News about strict inspections of Chinese steel export vessels at ports have been dominating reports in China late this week as one vessel carrying HRC for the overseas market has been stopped by customs at one of the southern ports, giving a clear message to other exporters.
The customs authorities at Fangcheng port (Guangxi, China) have launched an official investigation of the vessel carrying up to 200,000 mt of steel coils, suspecting the seller not paying VAT. A number of large Chinese traders have confirmed to SteelOrbis that most of the tonnage was Chinese 2,000 mm HRC for the Vietnamese market. The investigation has already led to a delay in shipment and is expected to result in penalties.

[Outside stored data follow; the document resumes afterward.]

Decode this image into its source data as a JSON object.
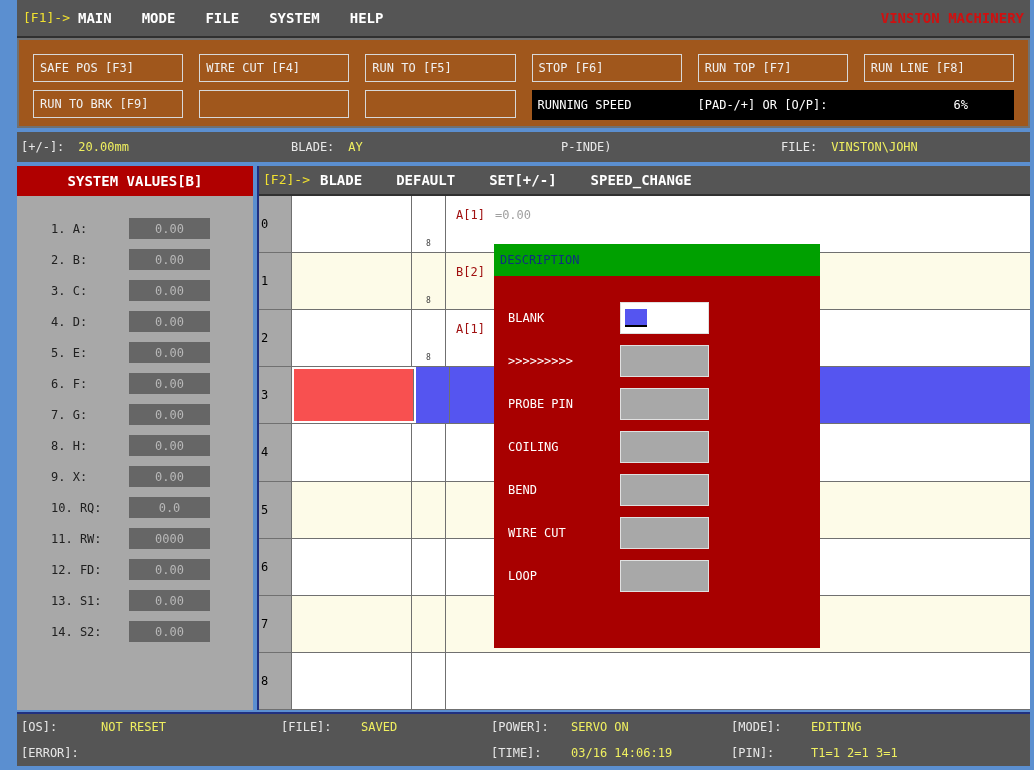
{
  "menu": {
    "prefix": "[F1]->",
    "items": [
      "MAIN",
      "MODE",
      "FILE",
      "SYSTEM",
      "HELP"
    ],
    "brand": "VINSTON MACHINERY"
  },
  "toolbar": {
    "buttons": [
      {
        "label": "SAFE POS [F3]"
      },
      {
        "label": "WIRE CUT [F4]"
      },
      {
        "label": "RUN TO [F5]"
      },
      {
        "label": "STOP [F6]"
      },
      {
        "label": "RUN TOP [F7]"
      },
      {
        "label": "RUN LINE [F8]"
      },
      {
        "label": "RUN TO BRK [F9]"
      },
      {
        "kind": "blank"
      },
      {
        "kind": "blank"
      }
    ],
    "speed": {
      "label": "RUNNING SPEED",
      "hint": "[PAD-/+] OR [O/P]:",
      "value": "6%"
    }
  },
  "info_bar": [
    {
      "label": "[+/-]:",
      "value": "20.00mm"
    },
    {
      "label": "BLADE:",
      "value": "AY"
    },
    {
      "label": "P-INDE)"
    },
    {
      "label": "FILE:",
      "value": "VINSTON\\JOHN"
    }
  ],
  "system_values": {
    "title": "SYSTEM VALUES[B]",
    "items": [
      {
        "label": "1. A:",
        "value": "0.00"
      },
      {
        "label": "2. B:",
        "value": "0.00"
      },
      {
        "label": "3. C:",
        "value": "0.00"
      },
      {
        "label": "4. D:",
        "value": "0.00"
      },
      {
        "label": "5. E:",
        "value": "0.00"
      },
      {
        "label": "6. F:",
        "value": "0.00"
      },
      {
        "label": "7. G:",
        "value": "0.00"
      },
      {
        "label": "8. H:",
        "value": "0.00"
      },
      {
        "label": "9. X:",
        "value": "0.00"
      },
      {
        "label": "10. RQ:",
        "value": "0.0"
      },
      {
        "label": "11. RW:",
        "value": "0000"
      },
      {
        "label": "12. FD:",
        "value": "0.00"
      },
      {
        "label": "13. S1:",
        "value": "0.00"
      },
      {
        "label": "14. S2:",
        "value": "0.00"
      }
    ]
  },
  "grid": {
    "prefix": "[F2]->",
    "items": [
      "BLADE",
      "DEFAULT",
      "SET[+/-]",
      "SPEED_CHANGE"
    ],
    "rows": [
      {
        "number": "0",
        "mark": "8",
        "code": "A[1]",
        "value": "=0.00",
        "selected": false
      },
      {
        "number": "1",
        "mark": "8",
        "code": "B[2]",
        "selected": false
      },
      {
        "number": "2",
        "mark": "8",
        "code": "A[1]",
        "selected": false
      },
      {
        "number": "3",
        "selected": true
      },
      {
        "number": "4",
        "selected": false
      },
      {
        "number": "5",
        "selected": false
      },
      {
        "number": "6",
        "selected": false
      },
      {
        "number": "7",
        "selected": false
      },
      {
        "number": "8",
        "selected": false
      }
    ]
  },
  "dialog": {
    "title": "DESCRIPTION",
    "fields": [
      {
        "label": "BLANK",
        "focused": true
      },
      {
        "label": ">>>>>>>>>",
        "focused": false
      },
      {
        "label": "PROBE PIN",
        "focused": false
      },
      {
        "label": "COILING",
        "focused": false
      },
      {
        "label": "BEND",
        "focused": false
      },
      {
        "label": "WIRE CUT",
        "focused": false
      },
      {
        "label": "LOOP",
        "focused": false
      }
    ]
  },
  "status_bar": [
    {
      "label": "[OS]:",
      "value": "NOT RESET"
    },
    {
      "label": "[FILE]:",
      "value": "SAVED"
    },
    {
      "label": "[POWER]:",
      "value": "SERVO ON"
    },
    {
      "label": "[MODE]:",
      "value": "EDITING"
    },
    {
      "label": "[ERROR]:"
    },
    {
      "label": "[TIME]:",
      "value": "03/16 14:06:19"
    },
    {
      "label": "[PIN]:",
      "value": "T1=1 2=1 3=1"
    }
  ]
}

The market has been waiting for the implementation of changes in mandatory documentation for VAT pre-payment declarations for exports from October 1. But with inspections already starting, market sources believe that trading of non-VAT steel products (mainly seen in the HRC and wire rod segments) may slow down from September.
“The export market is mixed with local exporters starting to face strict checks at some key ports and there is a rumor that a cargo was stopped for further investigation,” one Chinese trader said.
“This is big news in China at present. This cargo was destined to Vietnam mostly, but, of course, it will also affect other markets. A lot of suppliers are afraid to face delays and penalties,” another big trader commented to SteelOrbis.
Though earlier the difference in prices for VAT-included and VAT-excluded steel products was up to six percent, over the past few months it has narrowed significantly, being around $10-15/mt in most cases. “I would say that up to now non-VAT trading was still alive, but it is already less than last year. Maybe if the inspections are serious, we will finally said goodbye to this,” an international trader said.